During his first day of his first official visit to the Middle East region, US Secretary of State Antony Blinken said that the United States would make “significant contributions” towards the rebuilding of Gaza that has witnessed destruction during the recent Israel and Palestinian conflict. The US Secretary of State further said that US embassy in Jerusalem would be reopened to manage diplomatic relations with Palestinians in a more positive and progressive way. The embassy had earlier been downgraded by former US President Donald Trump.
Blinken made his first official trip to the region rounding up the ceasefire announced between Israel and Hamas, the Palestinian militants in Gaza Strip, finally putting an end to 11 days of bloodshed and violence in both sides. He announced that Biden administration would be asking Congress to pass $75 million in aid for Palestinians. This would include $5.5 million immediate aid to help rebuild Gaza.

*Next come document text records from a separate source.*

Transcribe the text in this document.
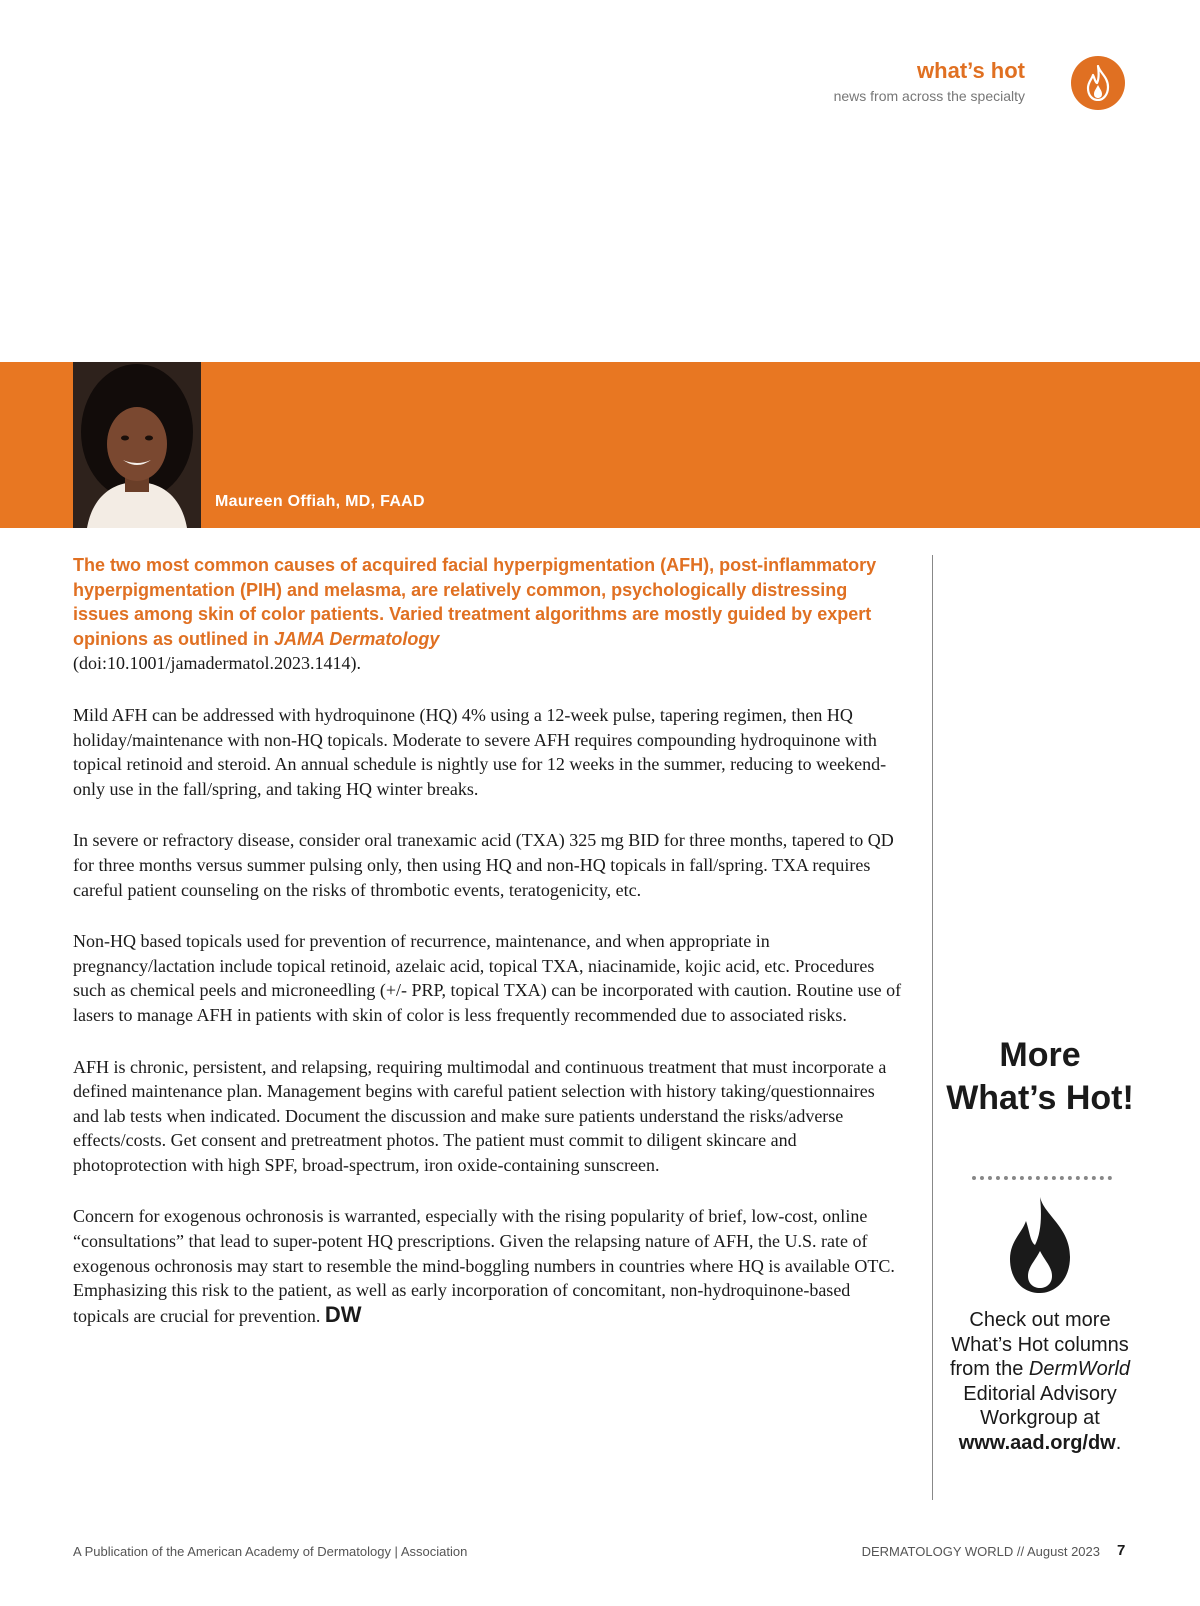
what’s hot
news from across the specialty
Maureen Offiah, MD, FAAD

The two most common causes of acquired facial hyperpigmentation (AFH), post-inflammatory hyperpigmentation (PIH) and melasma, are relatively common, psychologically distressing issues among skin of color patients. Varied treatment algorithms are mostly guided by expert opinions as outlined in JAMA Dermatology
(doi:10.1001/jamadermatol.2023.1414).

Mild AFH can be addressed with hydroquinone (HQ) 4% using a 12-week pulse, tapering regimen, then HQ holiday/maintenance with non-HQ topicals. Moderate to severe AFH requires compounding hydroquinone with topical retinoid and steroid. An annual schedule is nightly use for 12 weeks in the summer, reducing to weekend-only use in the fall/spring, and taking HQ winter breaks.

In severe or refractory disease, consider oral tranexamic acid (TXA) 325 mg BID for three months, tapered to QD for three months versus summer pulsing only, then using HQ and non-HQ topicals in fall/spring. TXA requires careful patient counseling on the risks of thrombotic events, teratogenicity, etc.

Non-HQ based topicals used for prevention of recurrence, maintenance, and when appropriate in pregnancy/lactation include topical retinoid, azelaic acid, topical TXA, niacinamide, kojic acid, etc. Procedures such as chemical peels and microneedling (+/- PRP, topical TXA) can be incorporated with caution. Routine use of lasers to manage AFH in patients with skin of color is less frequently recommended due to associated risks.

AFH is chronic, persistent, and relapsing, requiring multimodal and continuous treatment that must incorporate a defined maintenance plan. Management begins with careful patient selection with history taking/questionnaires and lab tests when indicated. Document the discussion and make sure patients understand the risks/adverse effects/costs. Get consent and pretreatment photos. The patient must commit to diligent skincare and photoprotection with high SPF, broad-spectrum, iron oxide-containing sunscreen.

Concern for exogenous ochronosis is warranted, especially with the rising popularity of brief, low-cost, online “consultations” that lead to super-potent HQ prescriptions. Given the relapsing nature of AFH, the U.S. rate of exogenous ochronosis may start to resemble the mind-boggling numbers in countries where HQ is available OTC. Emphasizing this risk to the patient, as well as early incorporation of concomitant, non-hydroquinone-based topicals are crucial for prevention. DW

More What’s Hot!
Check out more What’s Hot columns from the DermWorld Editorial Advisory Workgroup at www.aad.org/dw.
A Publication of the American Academy of Dermatology | Association	DERMATOLOGY WORLD // August 2023 7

The announcement was made after meeting with Palestinian Authority President Mahmoud Abbas. During the meeting with Abbas, Blinken talked about plans for a new envoy, details of the large aid that included 1.5 million doses of Covid-19 vaccines. “As I told the president, I’m here to underscore the commitment of the United States to rebuilding the relationship with the Palestinian Authority and the Palestinian people, a relationship built on mutual respect and also a shared conviction that Palestinians and Israelis alike deserve equal measures of security, freedom, opportunity and dignity,” said Blinken.
In a meeting with Israeli Prime Minister Benjamin Netanyahu before the announcement, Blinken assured that Hamas would not be allowed to benefit from the aid.

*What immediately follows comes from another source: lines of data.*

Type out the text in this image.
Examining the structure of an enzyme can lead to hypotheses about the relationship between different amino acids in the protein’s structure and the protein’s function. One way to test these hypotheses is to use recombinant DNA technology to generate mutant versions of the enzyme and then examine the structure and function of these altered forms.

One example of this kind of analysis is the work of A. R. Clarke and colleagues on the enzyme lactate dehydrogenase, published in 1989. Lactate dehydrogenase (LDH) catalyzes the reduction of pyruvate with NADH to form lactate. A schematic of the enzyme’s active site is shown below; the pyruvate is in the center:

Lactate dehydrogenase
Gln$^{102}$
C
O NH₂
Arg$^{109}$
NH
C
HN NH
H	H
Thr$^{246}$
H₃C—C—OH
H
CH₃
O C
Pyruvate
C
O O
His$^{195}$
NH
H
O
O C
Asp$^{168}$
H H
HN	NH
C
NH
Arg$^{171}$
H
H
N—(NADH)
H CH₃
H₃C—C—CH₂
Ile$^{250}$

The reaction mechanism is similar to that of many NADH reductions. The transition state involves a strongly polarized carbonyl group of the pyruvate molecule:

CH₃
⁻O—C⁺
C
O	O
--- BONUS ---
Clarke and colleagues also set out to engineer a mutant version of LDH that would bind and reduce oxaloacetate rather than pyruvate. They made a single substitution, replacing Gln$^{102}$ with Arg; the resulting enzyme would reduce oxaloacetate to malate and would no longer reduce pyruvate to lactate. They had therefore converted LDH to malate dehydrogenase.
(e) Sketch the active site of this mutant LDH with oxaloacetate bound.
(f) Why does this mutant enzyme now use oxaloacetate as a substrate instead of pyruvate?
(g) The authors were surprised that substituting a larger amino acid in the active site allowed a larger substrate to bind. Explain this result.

In a rare event from Biden administration, Blinken publicly criticized settlement activity in the strip while underlining US’s commitment to two-state solution.

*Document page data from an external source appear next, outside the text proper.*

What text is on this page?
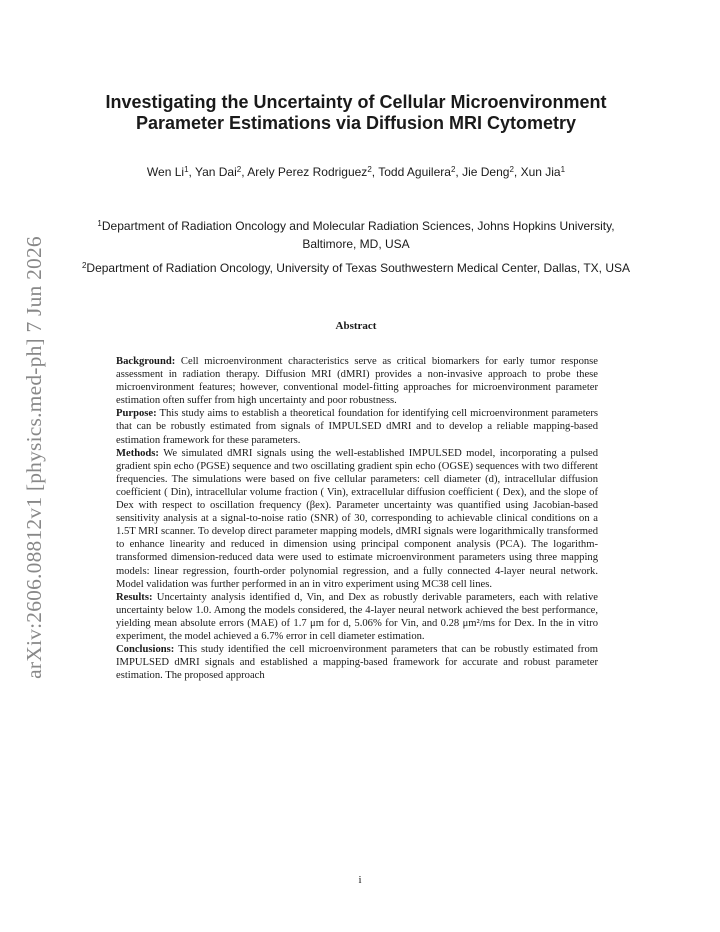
arXiv:2606.08812v1 [physics.med-ph] 7 Jun 2026
Investigating the Uncertainty of Cellular Microenvironment
Parameter Estimations via Diffusion MRI Cytometry
Wen Li$^1$, Yan Dai$^2$, Arely Perez Rodriguez$^2$, Todd Aguilera$^2$, Jie Deng$^2$, Xun Jia$^1$
$^1$Department of Radiation Oncology and Molecular Radiation Sciences, Johns Hopkins University, Baltimore, MD, USA
$^2$Department of Radiation Oncology, University of Texas Southwestern Medical Center, Dallas, TX, USA
Abstract

Background: Cell microenvironment characteristics serve as critical biomarkers for early tumor response assessment in radiation therapy. Diffusion MRI (dMRI) provides a non-invasive approach to probe these microenvironment features; however, conventional model-fitting approaches for microenvironment parameter estimation often suffer from high uncertainty and poor robustness.

Purpose: This study aims to establish a theoretical foundation for identifying cell microenvironment parameters that can be robustly estimated from signals of IMPULSED dMRI and to develop a reliable mapping-based estimation framework for these parameters.

Methods: We simulated dMRI signals using the well-established IMPULSED model, incorporating a pulsed gradient spin echo (PGSE) sequence and two oscillating gradient spin echo (OGSE) sequences with two different frequencies. The simulations were based on five cellular parameters: cell diameter (d), intracellular diffusion coefficient ( Din), intracellular volume fraction ( Vin), extracellular diffusion coefficient ( Dex), and the slope of Dex with respect to oscillation frequency (βex). Parameter uncertainty was quantified using Jacobian-based sensitivity analysis at a signal-to-noise ratio (SNR) of 30, corresponding to achievable clinical conditions on a 1.5T MRI scanner. To develop direct parameter mapping models, dMRI signals were logarithmically transformed to enhance linearity and reduced in dimension using principal component analysis (PCA). The logarithm-transformed dimension-reduced data were used to estimate microenvironment parameters using three mapping models: linear regression, fourth-order polynomial regression, and a fully connected 4-layer neural network. Model validation was further performed in an in vitro experiment using MC38 cell lines.

Results: Uncertainty analysis identified d, Vin, and Dex as robustly derivable parameters, each with relative uncertainty below 1.0. Among the models considered, the 4-layer neural network achieved the best performance, yielding mean absolute errors (MAE) of 1.7 μm for d, 5.06% for Vin, and 0.28 μm²/ms for Dex. In the in vitro experiment, the model achieved a 6.7% error in cell diameter estimation.

Conclusions: This study identified the cell microenvironment parameters that can be robustly estimated from IMPULSED dMRI signals and established a mapping-based framework for accurate and robust parameter estimation. The proposed approach

i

Date of reopening of the consulate general in Jerusalem hasn’t been announced. The consulate historically operates independently from US mission to Israel. Blinken said to the press, “We’re just beginning the process. I can’t give you a timeline on how long that will take. But I can tell you that it’s, I think, important to have that platform to be able to more effectively engage [with] not just the Palestinian Authority, but Palestinians from different walks of life, the NGO community, the business community, and others.”
Addressing the violence during the conflict that led to casualties on both sides of Israel and Palestinians, Blinkin called the losses “profound”. He said, “Casualties are often reduced to numbers. But behind every number is a human being — a daughter, a son, a father, a mother, a grandparent, a best friend. And as the Talmud teaches, to lose a life is to lose the whole world, whether that life is Palestinian or Israeli.”
Blinken also expressed that US welcomes holding of the ceasefire but also said that it is not enough. He said violence during this round of conflict was an expression of deep-lying issues that need to be resolved. “I say this as a father, no child whether Israeli or Palestinian or American is a statistic. We know the human consequences when violence takes the upper hand and we are determined that that not be the case. The loss of any child is a universe of loss and in some ways incomprehensible except to those who suffered the loss,” he said.